Die europäischen Staaten werden wohl nicht den USA folgen und Sanktionen verhängen.. Das Argument, dass Sanktionen wenig bringen, hingegen dem Regime als Vorwand dienen, einen „äußeren Feind“ für die innere Misere verantwortlich zu machen, ist bisher ausschlaggebend. Dennoch werden künftig deutliche Stellungnahmen notwendig werden, um dem venezolanischen Regime die Grenzen aufzuzeigen.
Petrocaribe vor dem Aus: Verliert Venezuela die Unterstützung in Lateinamerika?
Auch in Lateinamerika kann sich die Haltung gegenüber dem venezolanischen Regime künftig verändern.
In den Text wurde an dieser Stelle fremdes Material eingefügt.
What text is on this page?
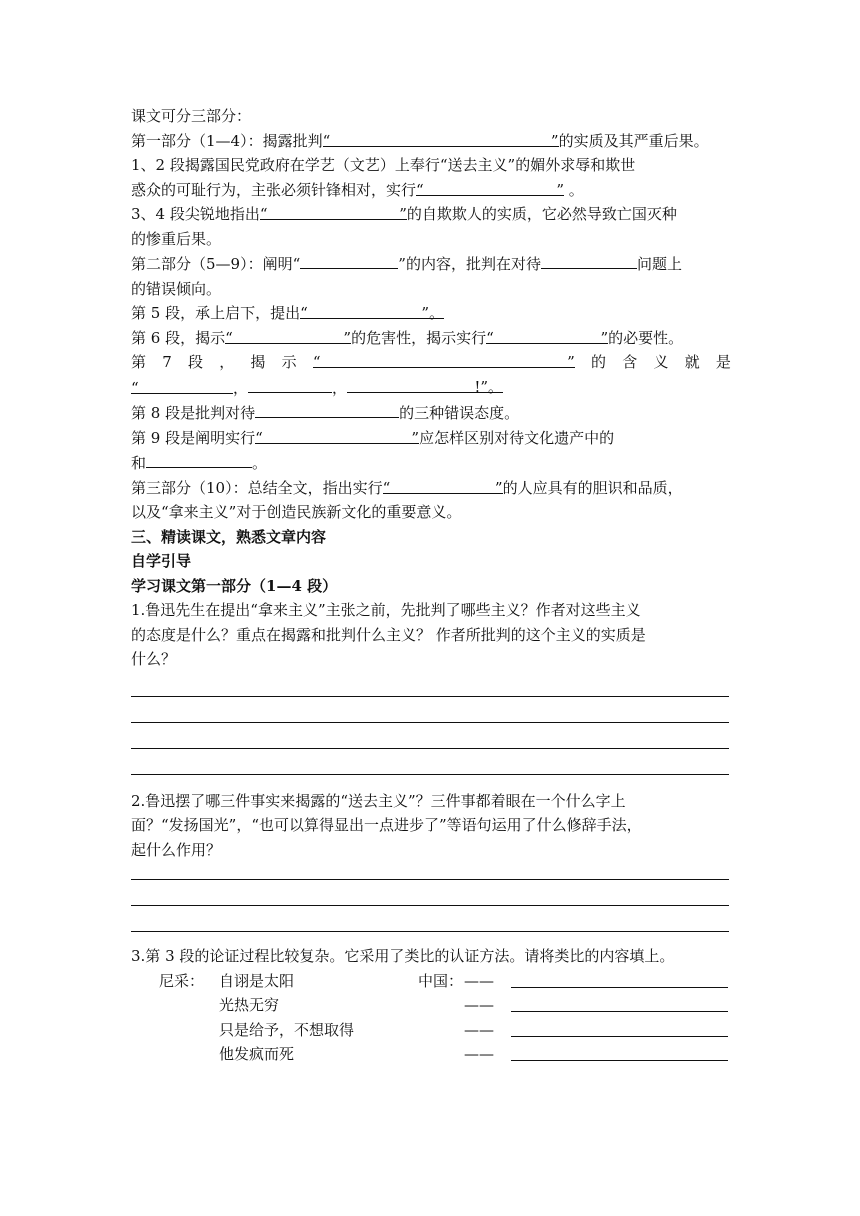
课文可分三部分：
第一部分（1—4）：揭露批判“	” 的实质及其严重后果。
1、2 段揭露国民党政府在学艺（文艺）上奉行“送去主义”的媚外求辱和欺世
惑众的可耻行为，主张必须针锋相对，实行“	” 。
3、4 段尖锐地指出“	” 的自欺欺人的实质，它必然导致亡国灭种
的惨重后果。
第二部分（5—9）：阐明“	”的内容，批判在对待	问题上
的错误倾向。
第 5 段，承上启下，提出“	”。
第 6 段，揭示“	” 的危害性，揭示实行“	” 的必要性。
第 7 段 ， 揭 示 “	” 的 含 义 就 是
“	，	，	!”。
第 8 段是批判对待	的三种错误态度。
第 9 段是阐明实行“	” 应怎样区别对待文化遗产中的
和	。
第三部分（10）：总结全文，指出实行“	” 的人应具有的胆识和品质，
以及“拿来主义”对于创造民族新文化的重要意义。
三、精读课文，熟悉文章内容
自学引导
学习课文第一部分（1—4 段）
1.鲁迅先生在提出“拿来主义”主张之前，先批判了哪些主义？作者对这些主义
的态度是什么？重点在揭露和批判什么主义？ 作者所批判的这个主义的实质是
什么？
2.鲁迅摆了哪三件事实来揭露的“送去主义”？三件事都着眼在一个什么字上
面？“发扬国光”，“也可以算得显出一点进步了”等语句运用了什么修辞手法，
起什么作用？
3.第 3 段的论证过程比较复杂。它采用了类比的认证方法。请将类比的内容填上。
尼采： 自诩是太阳	中国： ——
光热无穷	——
只是给予，不想取得	——
他发疯而死	——
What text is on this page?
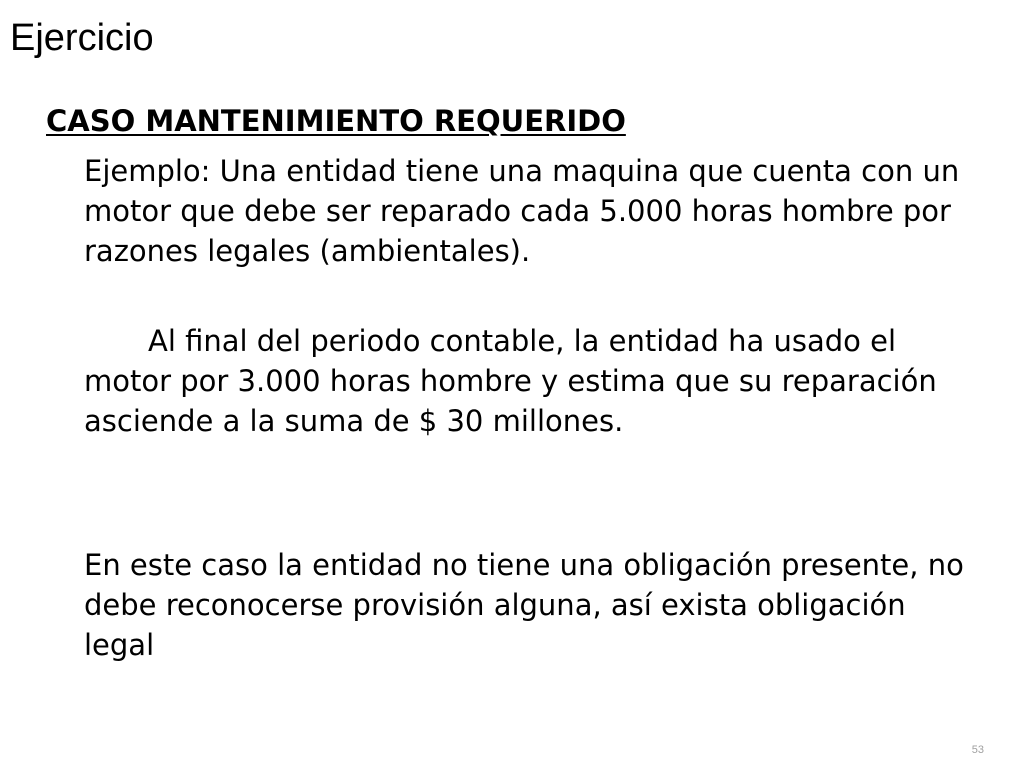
Ejercicio
CASO MANTENIMIENTO REQUERIDO

Ejemplo: Una entidad tiene una maquina que cuenta con un motor que debe ser reparado cada 5.000 horas hombre por razones legales (ambientales).

Al final del periodo contable, la entidad ha usado el motor por 3.000 horas hombre y estima que su reparación asciende a la suma de $ 30 millones.

En este caso la entidad no tiene una obligación presente, no debe reconocerse provisión alguna, así exista obligación legal

53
Die Staaten des regionalen Energiebündnis Petrocaribe bereiten sich darauf vor, dass sie künftig keine Erdöllieferungen mehr zum Vorzugspreis erhalten werden. Vor dem Hintergrund des Ölpreisverfalls, der enormen wirtschaftlichen und finanziellen Krise sowie des großen innenpolitischen Drucks dürfte es nicht mehr lange dauern bis die venezolanische Regierung die Erdöllieferungen an befreundete Saaten zurückfahren oder gar einstellen muss. So teilte die staatliche venezolanische Erdölfirma PDVSA dem Premierminister von Belize Dan Barrow bereits mit, dass man nicht mehr in der Lage sei, das zentralamerikanische Land mit Erdöl zu versorgen.
Finanziell ist Venezuela stark angeschlagen. Um mehr liquide Mittel zu erhalten, veräußerte Caracas zudem Schulden, die die Dominikanische Republik bei Venezuela hat, an das US-amerikanische Bankhaus Goldman Sachs. Für die Übernahme der dominikanischen Schuldscheine zahlte Goldman Sachs weniger als die Hälfte des Nominalwertes an Caracas. Aufgrund gravierender Finanzierungsengpässe bzw. einer mangelnden Liquidität hat wird Venezuela den befreundeten Petrocaribe-Staaten die gewohnte Unterstützung aufkündigen müssen. Es wird sich zeigen, ob weitere „Energiebündnisse“, wie das „Abkommen zur Energie-Kooperation von Caracas“ (Bolivien, Paraguay, Uruguay) oder das „Integrale Kooperationsabkommen“ (Argentinien, Kuba), ebenfalls zur Disposition stehen. Sicher ist, dass sich Venezuelas Einfluss mindern wird, je stärker die Öllieferungen zum Vorzugspreis an befreundete Staaten zurückgefahren werden.